No estaba segura de que no debiera en realidad arrodillarse y dar gracias.
La imagen que evocó ese pensamiento hizo brotar de su garganta una risita que provocó un temblor en el hoyuelo de su mejilla izquierda. Luego, aquella ligereza se disipó. Quienquiera que fuera, no había ido a verla a ella; podía ser que nunca volviera a verlo. Y, sin embargo, se trataba con toda probabilidad de un pariente: había reparado en su parecido con su padre y su tío. Se adentró en la casa con el ceño fruncido.
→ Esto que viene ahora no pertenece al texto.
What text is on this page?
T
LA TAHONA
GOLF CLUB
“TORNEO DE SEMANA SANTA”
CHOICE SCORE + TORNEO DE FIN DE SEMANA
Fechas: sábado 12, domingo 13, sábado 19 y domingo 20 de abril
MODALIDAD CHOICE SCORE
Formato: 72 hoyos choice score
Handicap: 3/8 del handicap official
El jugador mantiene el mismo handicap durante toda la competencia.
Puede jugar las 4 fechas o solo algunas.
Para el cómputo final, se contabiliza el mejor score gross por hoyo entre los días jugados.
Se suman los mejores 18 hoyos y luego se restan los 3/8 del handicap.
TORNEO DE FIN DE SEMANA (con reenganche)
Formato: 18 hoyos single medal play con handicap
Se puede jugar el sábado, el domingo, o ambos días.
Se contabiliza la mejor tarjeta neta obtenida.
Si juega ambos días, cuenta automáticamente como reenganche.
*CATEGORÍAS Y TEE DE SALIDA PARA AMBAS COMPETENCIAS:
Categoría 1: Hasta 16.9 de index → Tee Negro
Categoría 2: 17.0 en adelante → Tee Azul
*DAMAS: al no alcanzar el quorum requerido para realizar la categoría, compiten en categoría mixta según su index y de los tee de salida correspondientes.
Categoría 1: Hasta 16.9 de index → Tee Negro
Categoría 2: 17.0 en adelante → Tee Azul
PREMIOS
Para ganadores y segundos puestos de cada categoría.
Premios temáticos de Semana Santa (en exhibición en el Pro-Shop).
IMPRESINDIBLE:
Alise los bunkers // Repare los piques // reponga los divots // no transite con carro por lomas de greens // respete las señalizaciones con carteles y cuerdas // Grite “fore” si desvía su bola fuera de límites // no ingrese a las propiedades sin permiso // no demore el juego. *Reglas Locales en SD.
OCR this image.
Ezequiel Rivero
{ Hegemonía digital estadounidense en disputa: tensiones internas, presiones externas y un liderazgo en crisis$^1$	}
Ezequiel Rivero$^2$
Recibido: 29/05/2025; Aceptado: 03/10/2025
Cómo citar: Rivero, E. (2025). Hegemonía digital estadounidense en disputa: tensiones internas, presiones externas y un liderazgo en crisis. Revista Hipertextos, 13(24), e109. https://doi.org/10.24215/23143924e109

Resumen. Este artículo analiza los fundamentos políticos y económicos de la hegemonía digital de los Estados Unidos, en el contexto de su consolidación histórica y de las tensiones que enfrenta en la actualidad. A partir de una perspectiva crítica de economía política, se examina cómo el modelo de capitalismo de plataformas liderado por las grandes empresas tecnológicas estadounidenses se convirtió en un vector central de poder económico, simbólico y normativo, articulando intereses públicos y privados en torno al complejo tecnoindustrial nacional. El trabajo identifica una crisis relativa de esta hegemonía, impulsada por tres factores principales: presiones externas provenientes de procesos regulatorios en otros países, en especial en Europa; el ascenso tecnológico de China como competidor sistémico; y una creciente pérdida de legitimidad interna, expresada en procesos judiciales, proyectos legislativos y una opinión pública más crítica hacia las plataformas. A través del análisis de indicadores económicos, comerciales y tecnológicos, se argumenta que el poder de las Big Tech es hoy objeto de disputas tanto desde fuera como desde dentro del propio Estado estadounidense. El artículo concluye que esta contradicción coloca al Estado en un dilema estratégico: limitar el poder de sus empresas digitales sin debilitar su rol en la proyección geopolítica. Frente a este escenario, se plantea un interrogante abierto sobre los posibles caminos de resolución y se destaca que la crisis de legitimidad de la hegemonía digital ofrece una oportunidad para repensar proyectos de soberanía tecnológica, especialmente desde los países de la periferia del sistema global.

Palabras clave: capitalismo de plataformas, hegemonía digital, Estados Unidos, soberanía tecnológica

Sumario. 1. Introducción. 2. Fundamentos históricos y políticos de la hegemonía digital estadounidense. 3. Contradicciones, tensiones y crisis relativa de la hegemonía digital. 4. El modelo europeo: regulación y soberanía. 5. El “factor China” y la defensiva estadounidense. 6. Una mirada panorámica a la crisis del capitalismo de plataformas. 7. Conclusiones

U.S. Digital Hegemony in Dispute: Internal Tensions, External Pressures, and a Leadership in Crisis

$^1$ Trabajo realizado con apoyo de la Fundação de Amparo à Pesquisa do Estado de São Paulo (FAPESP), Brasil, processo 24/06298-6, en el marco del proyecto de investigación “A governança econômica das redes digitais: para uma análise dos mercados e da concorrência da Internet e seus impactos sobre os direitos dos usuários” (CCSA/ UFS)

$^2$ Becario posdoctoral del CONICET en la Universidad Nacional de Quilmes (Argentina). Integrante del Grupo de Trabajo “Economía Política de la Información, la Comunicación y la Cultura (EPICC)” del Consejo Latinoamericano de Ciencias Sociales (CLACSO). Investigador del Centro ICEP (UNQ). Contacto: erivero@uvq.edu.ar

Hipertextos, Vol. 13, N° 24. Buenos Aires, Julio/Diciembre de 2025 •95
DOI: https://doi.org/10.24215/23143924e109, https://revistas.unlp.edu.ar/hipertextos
Acababa de volver de un paseo a caballo cuando oyó a Ester llamándola. Había salido a toda prisa de las cuadras y hacia la casa. Había estado fuera más tiempo de lo acostumbrado; podía ser que Ester y Charles estuvieran preocupados. Entonces se había dado de bruces con el desconocido.
Un caballero, eso estaba claro, y posiblemente con título: era difícil determinar si Chillingworth era título o apellido. Chillingworth. Lo repitió para sí, paladeándolo. Tenía cierta sonoridad, que le iba bien al hombre. Fuera por demás lo que fuera -y se podía hacer alguna idea al respecto-, era la antítesis del caballero de provincias aburrido e insulso del tipo de los que llevaba un año evaluando. Chillingworth, fuese quien fuese, no era aburrido.
Tenía todavía el pulso acelerado, la sangre alborotada, mucho más de lo que su paseo a caballo podía explicar. La verdad era que no pensaba que la aceleración de su pulso o su falta de resuello, que sólo ahora empezaban a remitir, tuvieran nada que ver con el paseo: las habían provocado su estrecho abrazo y su sonrisa de leopardo que ha avistado su próxima presa…, y el hecho de que ella había sabido exactamente lo que él pensaba en aquel momento.
Sus ojos grises se habían encendido, lanzando chispas y oscureciéndose al tiempo, y sus labios se habían curvado de aquel modo… porque había alumbrado pensamientos perversos. Pensamientos relativos a carne apretándose contra carne desnuda, de sábanas de seda deslizándose calladamente mientras los cuerpos se movían sobre ellas siguiendo un ritmo atávico. Impúdicas imágenes que se agolpaban en su mente.
Las desterró ruborizándose y avanzó por el pasillo. Miró a su alrededor y al no ver a nadie se abanicó la cara con la mano. No quería tener que explicarle a Ester la causa de su sofoco.
Eso la llevó a preguntarse dónde estaba Ester. Entró en el ala principal y torció hacia la cocina. No había rastro de Ester. El servicio le había oído llamarla, pero no sabía hacia dónde había ido. Francesca empujó la puerta y entró al vestíbulo de entrada.
La sala estaba vacía. Los tacones de sus botas repiquetearon en las baldosas mientras la cruzaba en dirección a las escaleras. Estaba a mitad del primer tramo cuando se abrió la puerta del despacho de su tío. Ester salió, la vio y le sonrió.
– Ahí estás, querida.
Francesca dio la vuelta.
– Lo siento mucho… Hacía tan buen día que he cabalgado y cabalgado y he perdido la noción del tiempo. La he oído llamarme y he venido corriendo. ¿Ocurre algo?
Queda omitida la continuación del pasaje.